AURORA | While Kamyl Xavier Garrette faces a murder charge stemming from a Friday shooting inside the Aurora Town Center, records show his brother is in prison on a separate murder conviction, and that his brother’s arrest profoundly affected him.
On Facebook and other social media sites created by Garrette and others, the 2018 conviction of Kylvito Garrette caused Kamyl a great deal of angst. He posted frequently about being distressed by what he saw as unfair charges and people who knew his brother who turned against him.
Documents from the state Department of Corrections show Kylvito Garrette will be held in a Canon City prison until eligible in parole in 2051.

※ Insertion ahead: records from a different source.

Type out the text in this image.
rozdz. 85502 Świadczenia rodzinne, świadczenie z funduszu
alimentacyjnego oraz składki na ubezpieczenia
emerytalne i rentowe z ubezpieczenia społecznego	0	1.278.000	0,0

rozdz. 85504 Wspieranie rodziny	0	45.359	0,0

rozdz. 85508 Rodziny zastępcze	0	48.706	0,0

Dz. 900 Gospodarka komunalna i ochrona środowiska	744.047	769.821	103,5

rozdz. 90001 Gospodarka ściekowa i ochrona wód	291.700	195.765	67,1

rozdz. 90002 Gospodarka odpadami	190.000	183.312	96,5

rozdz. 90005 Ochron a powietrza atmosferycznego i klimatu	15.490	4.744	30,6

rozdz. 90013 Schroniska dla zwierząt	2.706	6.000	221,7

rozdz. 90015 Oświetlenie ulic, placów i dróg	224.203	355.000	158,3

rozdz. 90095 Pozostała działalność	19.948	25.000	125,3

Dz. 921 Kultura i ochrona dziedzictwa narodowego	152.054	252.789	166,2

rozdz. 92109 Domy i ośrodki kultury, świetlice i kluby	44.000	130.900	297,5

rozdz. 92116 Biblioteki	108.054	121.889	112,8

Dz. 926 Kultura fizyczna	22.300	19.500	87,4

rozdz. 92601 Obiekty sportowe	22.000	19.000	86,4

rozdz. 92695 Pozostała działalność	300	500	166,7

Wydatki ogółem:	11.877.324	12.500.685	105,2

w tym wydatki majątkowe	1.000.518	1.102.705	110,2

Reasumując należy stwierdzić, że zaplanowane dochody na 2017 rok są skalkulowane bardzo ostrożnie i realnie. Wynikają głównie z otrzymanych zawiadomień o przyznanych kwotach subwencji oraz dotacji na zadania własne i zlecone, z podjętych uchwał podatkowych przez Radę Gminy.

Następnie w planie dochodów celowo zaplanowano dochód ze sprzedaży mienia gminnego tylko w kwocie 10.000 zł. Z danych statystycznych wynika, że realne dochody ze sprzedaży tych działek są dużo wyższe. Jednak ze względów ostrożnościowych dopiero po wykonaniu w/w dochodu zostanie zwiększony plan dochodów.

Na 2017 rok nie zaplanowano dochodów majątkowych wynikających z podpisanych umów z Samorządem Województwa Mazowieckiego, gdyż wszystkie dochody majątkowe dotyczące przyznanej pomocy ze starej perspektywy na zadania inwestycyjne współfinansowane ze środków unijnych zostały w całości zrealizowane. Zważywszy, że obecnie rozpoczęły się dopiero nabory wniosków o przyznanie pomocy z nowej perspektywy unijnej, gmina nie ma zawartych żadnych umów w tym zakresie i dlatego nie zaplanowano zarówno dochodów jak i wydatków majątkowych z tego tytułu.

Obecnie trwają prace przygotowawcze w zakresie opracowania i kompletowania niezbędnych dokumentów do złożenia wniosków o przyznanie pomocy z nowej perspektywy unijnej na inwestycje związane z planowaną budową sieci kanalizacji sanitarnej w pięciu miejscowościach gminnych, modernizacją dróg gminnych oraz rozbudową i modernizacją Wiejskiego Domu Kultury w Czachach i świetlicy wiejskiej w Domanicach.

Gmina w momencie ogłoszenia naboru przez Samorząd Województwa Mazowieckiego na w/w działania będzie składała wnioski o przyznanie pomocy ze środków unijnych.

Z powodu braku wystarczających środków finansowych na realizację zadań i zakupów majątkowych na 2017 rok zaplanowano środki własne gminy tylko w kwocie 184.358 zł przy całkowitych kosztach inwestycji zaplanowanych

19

TV news Denver7 reported in February 2018 that Denver district attorneys charged Kylvito with multiple murder charges after a deadly February 2018 shooting in Montbello. The shooting left one person dead. Reports show the charges stemmed from a drug deal gone bad.
Kylvito was later convicted and sentenced to 44 years in prison.
Aurora police say Kamyl Garrette, 18, shot and killed 17-year-old Nathan Poindexter Friday afternoon in the J.C. Penney store at the Town Center at Aurora.
Police have not released a possible motive in the shooting. Garrette made his first appearance in an Arapahoe County court Monday and faces first-degree murder charges.
On a Facebook account, Kamyl defended his brother and called him innocent of the 2018 murder.
“F*** the law they took my brother,” Kamyl Garrette posted to his Facebook page Feb. 22, 2018. “Nothin can explain my pain. Free Vito.”
The page is rife with photos of Kamyl flashing gang signs and making gang references. He used the moniker Kam OTF as a Facebook page. OTF is a common reference to “only the family,” which gang experts say has a variety of distinctions among gang sects and members.
Kamyl made several posts being critical of his brother’s friends for apparently revealing information to police. “…we a different breed still standing tall the pain hurts but we still blessed with gods breath every morning.”
The page has since been suspended. After an earlier version of this story was published, district attorney investigators said Facebook would not provide access to the page without identifying information, included in this story.
Sentinel Colorado declined a request from investigators to directly provide the details, which is contrary to the newspaper’s editorial policy prohibiting cooperation with any government investigation.